39. Thus, it is beyond the pale of doubt that the scope of interference by an appellate Court for reversing the judgment of acquittal recorded by the trial Court in favour of the accused has to be exercised within the four corners of the following principles: (a) That the judgment of acquittal suffers from patent perversity; (b) That the same is based on a misreading/omission to consider material evidence on record; (c) That no two reasonable views are possible and only the view consistent with the guilt of the accused is possible from the evidence available on record."

[2025:RJ-JD:23157-DB] (10 of 11) [CRLA-103/2000]
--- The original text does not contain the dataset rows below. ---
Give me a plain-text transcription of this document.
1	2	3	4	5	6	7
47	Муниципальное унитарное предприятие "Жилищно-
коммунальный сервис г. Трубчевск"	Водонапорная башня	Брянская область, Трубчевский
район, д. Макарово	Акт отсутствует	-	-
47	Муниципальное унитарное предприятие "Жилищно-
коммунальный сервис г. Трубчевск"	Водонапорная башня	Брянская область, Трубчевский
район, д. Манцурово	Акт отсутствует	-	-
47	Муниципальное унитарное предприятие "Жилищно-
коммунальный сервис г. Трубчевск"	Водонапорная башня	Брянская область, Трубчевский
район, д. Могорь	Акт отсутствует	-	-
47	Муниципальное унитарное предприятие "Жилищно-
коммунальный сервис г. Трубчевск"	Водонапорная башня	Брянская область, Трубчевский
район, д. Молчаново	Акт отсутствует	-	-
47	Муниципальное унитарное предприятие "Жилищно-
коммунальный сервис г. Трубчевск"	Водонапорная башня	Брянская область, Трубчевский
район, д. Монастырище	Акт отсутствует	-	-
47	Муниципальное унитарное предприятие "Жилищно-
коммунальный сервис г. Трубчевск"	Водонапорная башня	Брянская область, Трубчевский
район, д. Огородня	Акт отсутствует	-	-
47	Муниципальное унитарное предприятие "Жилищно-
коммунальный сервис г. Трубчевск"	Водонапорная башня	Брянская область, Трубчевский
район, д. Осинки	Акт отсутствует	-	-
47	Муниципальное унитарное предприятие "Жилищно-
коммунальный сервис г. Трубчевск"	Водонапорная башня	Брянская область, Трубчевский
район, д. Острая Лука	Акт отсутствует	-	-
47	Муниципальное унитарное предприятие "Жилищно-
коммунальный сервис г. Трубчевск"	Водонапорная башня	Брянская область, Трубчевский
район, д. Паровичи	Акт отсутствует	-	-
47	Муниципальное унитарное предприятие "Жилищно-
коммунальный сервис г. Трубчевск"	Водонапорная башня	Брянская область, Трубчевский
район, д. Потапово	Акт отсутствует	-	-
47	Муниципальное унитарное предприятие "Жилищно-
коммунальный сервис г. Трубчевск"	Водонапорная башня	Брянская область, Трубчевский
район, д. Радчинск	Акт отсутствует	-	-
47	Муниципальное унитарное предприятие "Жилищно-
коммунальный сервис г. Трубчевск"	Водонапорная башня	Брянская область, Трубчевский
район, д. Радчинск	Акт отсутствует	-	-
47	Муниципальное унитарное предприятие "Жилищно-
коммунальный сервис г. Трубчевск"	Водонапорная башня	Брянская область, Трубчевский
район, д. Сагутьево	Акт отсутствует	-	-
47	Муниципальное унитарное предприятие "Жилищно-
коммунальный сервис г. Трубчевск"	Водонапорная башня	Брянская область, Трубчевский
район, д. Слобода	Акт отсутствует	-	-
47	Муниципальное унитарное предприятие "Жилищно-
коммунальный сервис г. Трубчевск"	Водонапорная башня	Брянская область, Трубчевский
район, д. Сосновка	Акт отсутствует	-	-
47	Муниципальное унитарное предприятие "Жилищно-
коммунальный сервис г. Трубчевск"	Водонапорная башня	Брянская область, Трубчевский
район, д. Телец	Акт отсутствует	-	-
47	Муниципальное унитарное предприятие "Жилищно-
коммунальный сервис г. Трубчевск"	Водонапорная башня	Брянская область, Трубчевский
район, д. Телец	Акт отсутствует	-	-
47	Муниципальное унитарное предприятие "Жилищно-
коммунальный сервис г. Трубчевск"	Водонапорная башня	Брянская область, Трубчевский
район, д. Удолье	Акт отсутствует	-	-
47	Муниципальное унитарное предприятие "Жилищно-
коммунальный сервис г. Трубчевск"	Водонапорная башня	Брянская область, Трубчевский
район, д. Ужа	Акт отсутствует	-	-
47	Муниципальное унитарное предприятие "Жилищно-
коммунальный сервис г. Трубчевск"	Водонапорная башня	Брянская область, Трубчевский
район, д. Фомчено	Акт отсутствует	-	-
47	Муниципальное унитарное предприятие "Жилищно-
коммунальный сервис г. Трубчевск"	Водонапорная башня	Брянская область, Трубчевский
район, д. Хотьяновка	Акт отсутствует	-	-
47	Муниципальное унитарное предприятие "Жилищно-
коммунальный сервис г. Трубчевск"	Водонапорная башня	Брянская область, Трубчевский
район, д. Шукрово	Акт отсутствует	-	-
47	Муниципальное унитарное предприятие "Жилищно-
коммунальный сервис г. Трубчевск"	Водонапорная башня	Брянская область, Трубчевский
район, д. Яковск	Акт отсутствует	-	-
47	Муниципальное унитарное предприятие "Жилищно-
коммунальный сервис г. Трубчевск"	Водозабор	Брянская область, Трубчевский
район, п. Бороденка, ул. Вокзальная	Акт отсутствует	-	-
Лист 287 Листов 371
22. This Court further observes that the learned Trial Court

passed the impugned judgment of acquittal of the accused-

respondent Nos. 3 and 5 under Sections 147, 148, 302, and

323/149 IPC, accused-respondent No.1 under Sections 147, 148,

323 and 302/149 IPC and the remaining respondents under

Sections 147, 148, 323/149, and 302/149 IPC, which in the given

circumstances, is justified in law, because as per the settled

principles of law as laid down by the Hon'ble Apex Court in the

aforementioned judgments, to the effect that the judgment of the

Trial Court can be reversed by the Appellate Court only when it

demonstrates an illegality, perversity or error of law or fact in

arriving at such decision; but in the present case, the learned Trial

Court, before passing the impugned judgment had examined each

and every witnesses at a considerable length and duly analyzed

the documents produced before it, coupled with examination of

the oral as well as documentary evidence, and thus, the impugned

judgment suffers from no perversity or error of law or fact, so as

to warrant any interference by this Court in the instant appeal.

23. This Court also observes that the scope of interference in the

acquittal order passed by the learned Trial Court is very limited,

and if the impugned judgment of the learned Trial Court

demonstrates a legally plausible view, mere possibility of a

contrary view shall not justify the reversal of acquittal as held by

the Hon'ble Apex Court in the aforementioned judgment, and

thus, on that count also, the impugned judgment deserves no

interference by this Court in the instant appeal.

[2025:RJ-JD:23157-DB] (11 of 11) [CRLA-103/2000]

24. Thus, in light of the aforesaid observations and looking into

the factual matrix of the present case as well as in light of the

aforementioned precedent laws, this Court does not find it a fit

case warranting any interference by this Court.

25. In view of the discussion made above, the instant appeal is

dismissed and the judgment dated 20.10.1997 passed by the

learned Additional District and Sessions Judge No.3, Udaipur, in

Sessions Case No.37/1996(297/95) is hereby affirmed.

26. All pending applications, if any, stand disposed of. Record of

the learned trial Court be sent back forthwith.

27. This Court is thankful to Ms. Anjali Kaushik, who has

rendered her assistance as Amicus Curiae on behalf of the

accused-respondent, in the present adjudication.